Ao destacar a avaliação como política pública na área da educação a partir da alteração na posição estratégica que o capital internacional imagina para o Brasil, Freitas chamou  a atenção na política de avaliação e seus desdobramentos e repercussões na universidade e na educação básica.  No entanto, para ele, essa política não está sendo gestada pelas universidades e sim pelas grandes corporações, fundações, ongs e instituições privadas.

Num cenário de um país escolhido para investimento direto do capital internacional, por isso emergente, a posição que o Brasil ocupa hoje se destaca com políticas que estão minimizando a miséria extrema e a questão infra-estrutura e tecnologia, permanecendo ainda em aberto a questão da educação, e consequentemente, a questão da mão-de-obra e da produtividade. Entender essas demandas é fundamental para entender como tais políticas chegam até nós, nas escolas, nos modelos de universidade e nas políticas de avaliação que vão ganhando centralidade.

Nessa perspectiva, discutir a qualidade da educação pública implica discutir desde a carreira do professor e o papel de centralização do estado na educação básica, até a questão da aprendizagem, do rendimento e do desempenho do aluno que nos últimos nos têm sido traduzidos nos exames. Assim, entendida como instrumento de gestão, cria-se uma indústria da avaliação que se torna cada vez mais sofisticada e modifica a relação professor-aluno e ensino-aprendizagem, condicionando o orçamento da escola e em alguns casos pagando bônus ao professor, sobretudo a partir do desempenho dos alunos em exames, como por exemplo prova Brasil, Enem, Enade no plano nacional e PISA no plano internacional.

Do ponto de vista político-econômico, o sistema público de ensino vai perdendo força por diversos fatores, diz Freitas. Sem dominar esse tipo de tecnologia de avaliação, busca nas assessorias especializadas da indústria da avaliação identificar os problemas de alunos que não aprendem e encontra na indústria de tutoria a resolução de problemas de aprendizagem sem tocar no fundo da questão que origina tal quadro. E assim, como tudo é medido por testes, muitas escolas “deixam de ensinar” valores e conhecimentos fundamentais para a formação do sujeito na perspectiva da educar para a cidadania pois estão mais preocupadas em “preparar os alunos para os testes”.

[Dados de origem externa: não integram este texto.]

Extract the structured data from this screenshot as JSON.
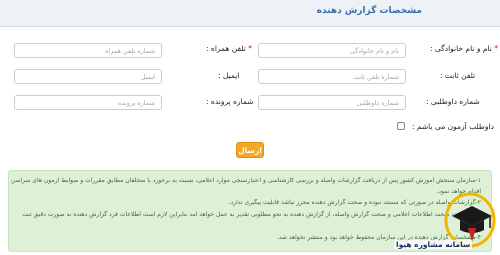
{
  "header": {
    "title": "مشخصات گزارش دهنده"
  },
  "form": {
    "full_name": {
      "label": "نام و نام خانوادگی :",
      "placeholder": "نام و نام خانوادگی"
    },
    "mobile": {
      "label": "تلفن همراه :",
      "placeholder": "شماره تلفن همراه"
    },
    "landline": {
      "label": "تلفن ثابت :",
      "placeholder": "شماره تلفن ثابت"
    },
    "email": {
      "label": "ایمیل :",
      "placeholder": "ایمیل"
    },
    "volunteer_number": {
      "label": "شماره داوطلبی :",
      "placeholder": "شماره داوطلبی"
    },
    "file_number": {
      "label": "شماره پرونده :",
      "placeholder": "شماره پرونده"
    },
    "is_candidate": {
      "label": "داوطلب آزمون می باشم :",
      "checked": false
    },
    "submit_label": "ارسال"
  },
  "notes": [
    "۱-سازمان سنجش آموزش کشور پس از دریافت گزارشات واصله و بررسی کارشناسی و اعتبارسنجی موارد اعلامی، نسبت به برخورد با متخلفان مطابق مقررات و ضوابط آزمون های سراسری",
    "اقدام خواهد نمود.",
    "۲-گزارشات واصله در صورتی که مستند نبوده و صحت گزارش دهنده محرز نباشد قابلیت پیگیری ندارد.",
    "۳-در صورت صحت اطلاعات اعلامی و صحت گزارش واصله، از گزارش دهنده به نحو مطلوبی تقدیر به عمل خواهد آمد بنابراین لازم است اطلاعات فرد گزارش دهنده به صورت دقیق ثبت",
    "شود.",
    "۴-مشخصات گزارش دهنده در این سازمان محفوظ خواهد بود و منتشر نخواهد شد."
  ],
  "watermark": {
    "text": "سامانه مشاوره هیوا"
  },
  "colors": {
    "accent": "#f5a623",
    "notes_bg": "#dff0d8",
    "header_title": "#3a6ca8",
    "required": "#d0021b"
  }
}
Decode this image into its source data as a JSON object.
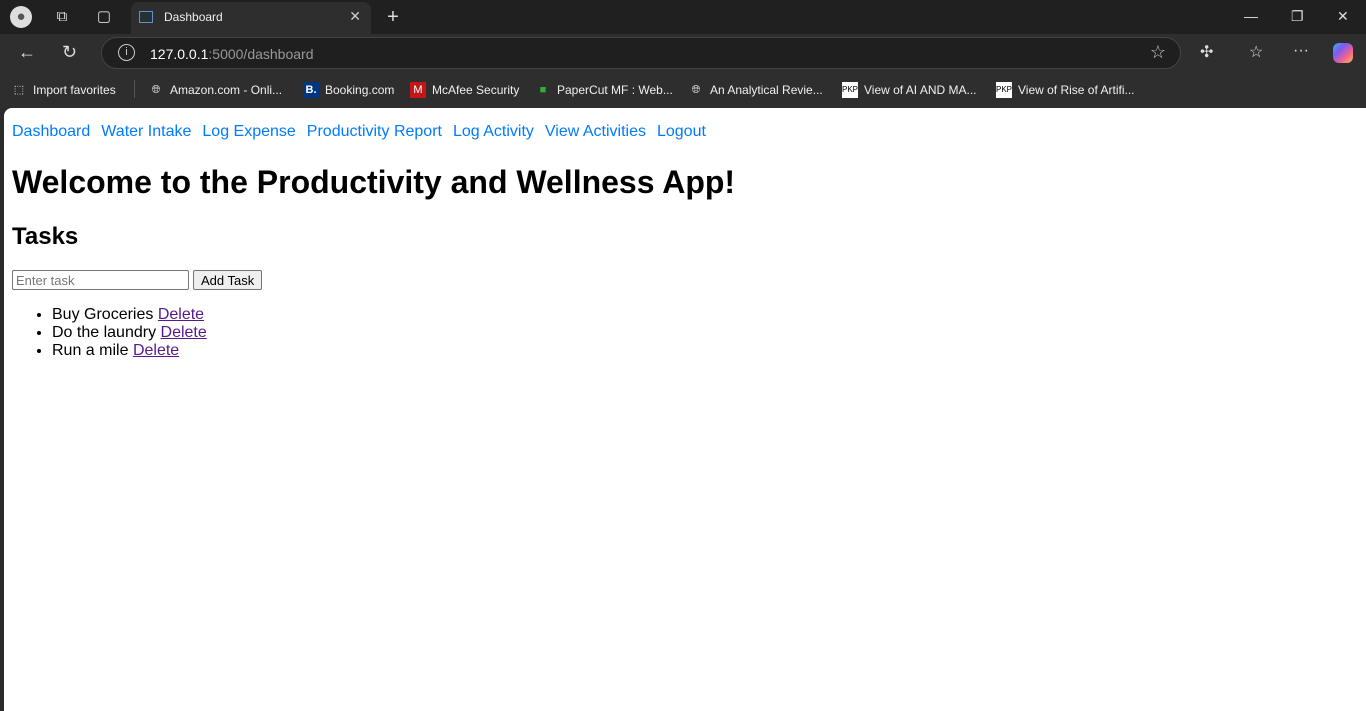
{
  "browser": {
    "tab_title": "Dashboard",
    "url_host": "127.0.0.1",
    "url_path": ":5000/dashboard",
    "bookmarks": [
      "Import favorites",
      "Amazon.com - Onli...",
      "Booking.com",
      "McAfee Security",
      "PaperCut MF : Web...",
      "An Analytical Revie...",
      "View of AI AND MA...",
      "View of Rise of Artifi..."
    ]
  },
  "nav": {
    "links": [
      "Dashboard",
      "Water Intake",
      "Log Expense",
      "Productivity Report",
      "Log Activity",
      "View Activities",
      "Logout"
    ]
  },
  "heading": "Welcome to the Productivity and Wellness App!",
  "tasks": {
    "title": "Tasks",
    "input_placeholder": "Enter task",
    "input_value": "",
    "add_label": "Add Task",
    "items": [
      {
        "text": "Buy Groceries",
        "delete_label": "Delete"
      },
      {
        "text": "Do the laundry",
        "delete_label": "Delete"
      },
      {
        "text": "Run a mile",
        "delete_label": "Delete"
      }
    ]
  },
  "colors": {
    "link": "#007bff",
    "visited_link": "#551a8b"
  }
}
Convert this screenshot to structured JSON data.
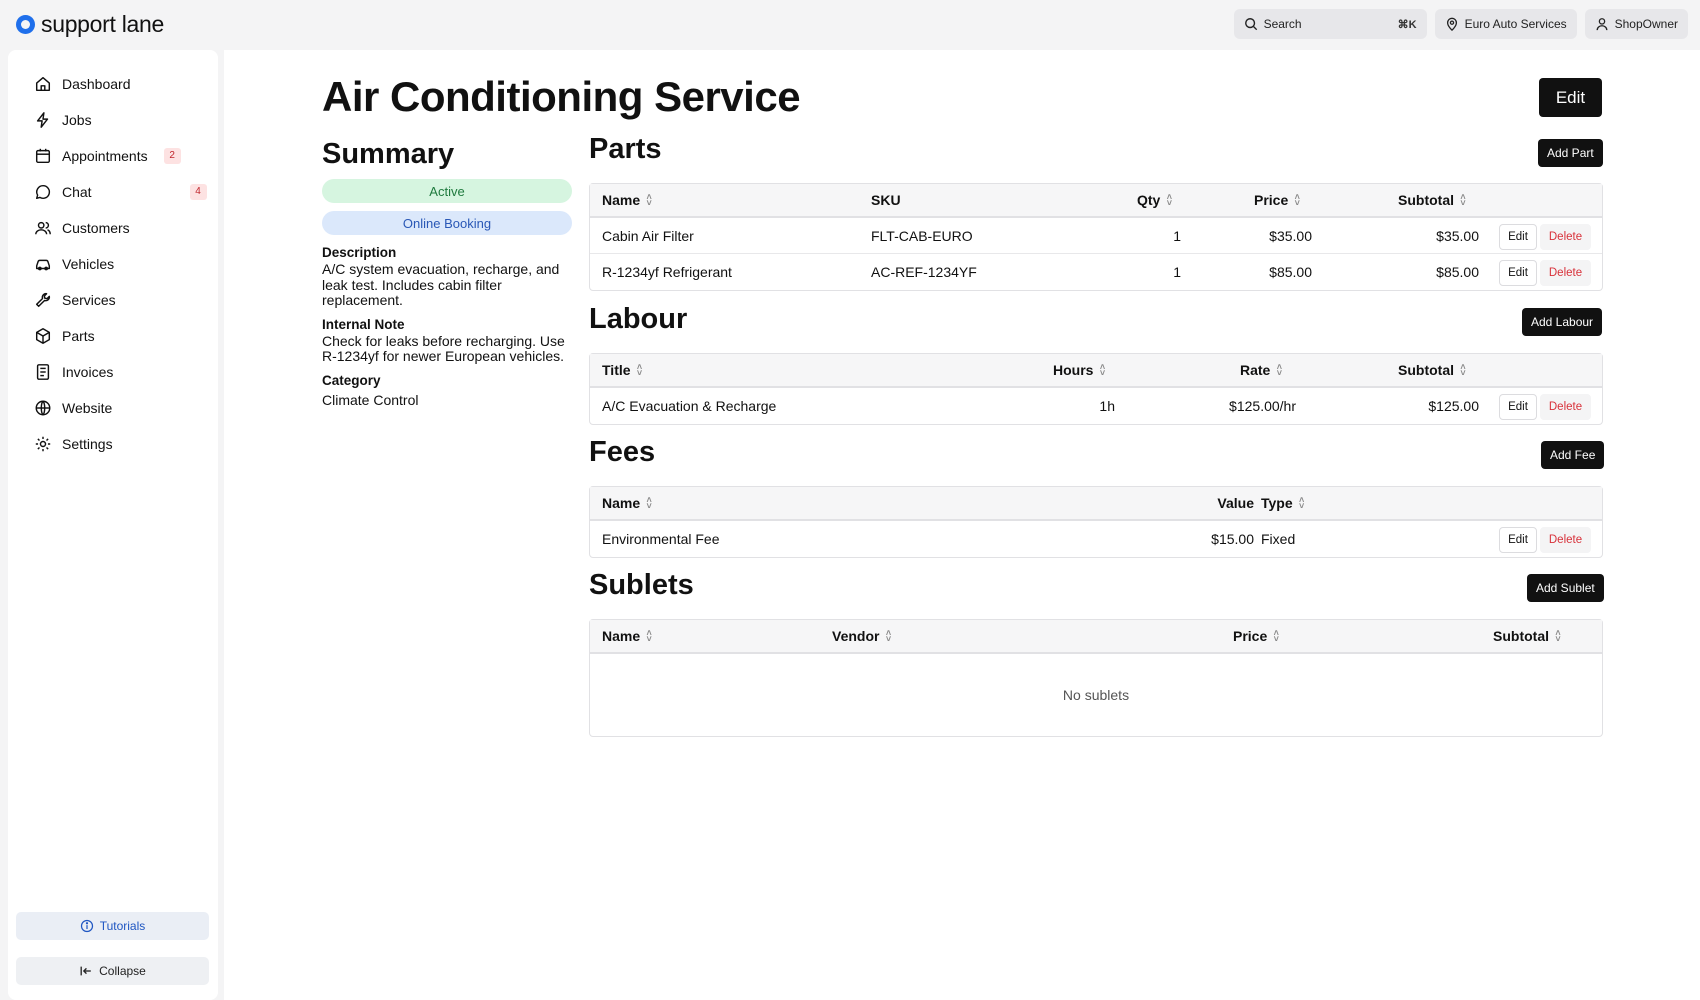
{
  "app": {
    "name": "support lane"
  },
  "topbar": {
    "search_label": "Search",
    "search_shortcut": "⌘K",
    "location": "Euro Auto Services",
    "user": "ShopOwner"
  },
  "sidebar": {
    "items": [
      {
        "label": "Dashboard",
        "icon": "home-icon"
      },
      {
        "label": "Jobs",
        "icon": "lightning-icon"
      },
      {
        "label": "Appointments",
        "icon": "calendar-icon",
        "badge": "2"
      },
      {
        "label": "Chat",
        "icon": "chat-icon",
        "badge": "4"
      },
      {
        "label": "Customers",
        "icon": "users-icon"
      },
      {
        "label": "Vehicles",
        "icon": "car-icon"
      },
      {
        "label": "Services",
        "icon": "wrench-icon"
      },
      {
        "label": "Parts",
        "icon": "box-icon"
      },
      {
        "label": "Invoices",
        "icon": "invoice-icon"
      },
      {
        "label": "Website",
        "icon": "globe-icon"
      },
      {
        "label": "Settings",
        "icon": "gear-icon"
      }
    ],
    "tutorials_label": "Tutorials",
    "collapse_label": "Collapse"
  },
  "page": {
    "title": "Air Conditioning Service",
    "edit_label": "Edit"
  },
  "summary": {
    "title": "Summary",
    "status_badge": "Active",
    "booking_badge": "Online Booking",
    "description_label": "Description",
    "description": "A/C system evacuation, recharge, and leak test. Includes cabin filter replacement.",
    "internal_note_label": "Internal Note",
    "internal_note": "Check for leaks before recharging. Use R-1234yf for newer European vehicles.",
    "category_label": "Category",
    "category": "Climate Control"
  },
  "parts": {
    "title": "Parts",
    "add_label": "Add Part",
    "columns": [
      "Name",
      "SKU",
      "Qty",
      "Price",
      "Subtotal"
    ],
    "rows": [
      {
        "name": "Cabin Air Filter",
        "sku": "FLT-CAB-EURO",
        "qty": "1",
        "price": "$35.00",
        "subtotal": "$35.00"
      },
      {
        "name": "R-1234yf Refrigerant",
        "sku": "AC-REF-1234YF",
        "qty": "1",
        "price": "$85.00",
        "subtotal": "$85.00"
      }
    ]
  },
  "labour": {
    "title": "Labour",
    "add_label": "Add Labour",
    "columns": [
      "Title",
      "Hours",
      "Rate",
      "Subtotal"
    ],
    "rows": [
      {
        "title": "A/C Evacuation & Recharge",
        "hours": "1h",
        "rate": "$125.00/hr",
        "subtotal": "$125.00"
      }
    ]
  },
  "fees": {
    "title": "Fees",
    "add_label": "Add Fee",
    "columns": [
      "Name",
      "Value",
      "Type"
    ],
    "rows": [
      {
        "name": "Environmental Fee",
        "value": "$15.00",
        "type": "Fixed"
      }
    ]
  },
  "sublets": {
    "title": "Sublets",
    "add_label": "Add Sublet",
    "columns": [
      "Name",
      "Vendor",
      "Price",
      "Subtotal"
    ],
    "empty_text": "No sublets"
  },
  "row_actions": {
    "edit": "Edit",
    "delete": "Delete"
  }
}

No entanto, estudos demonstram que esse modelo de testes e medidas desta política de avaliação está substituindo questões centrais de uma política do que seria uma boa educação, e isso não tem repercutido na melhoria da aprendizagem e nem nos dados da educação. Alertando para essa troca de valores na matriz de referência, Freitas afirma que tomar conhecimento das questões mais amplas que orientam essa política de avaliação é um primeiro passo para se indignar. E por fim, conclui sua aula-conferência com duas perguntas no ar: Qual o projeto de nação para os jovens hoje? Desde quando nota alta é sinônimo de boa educação?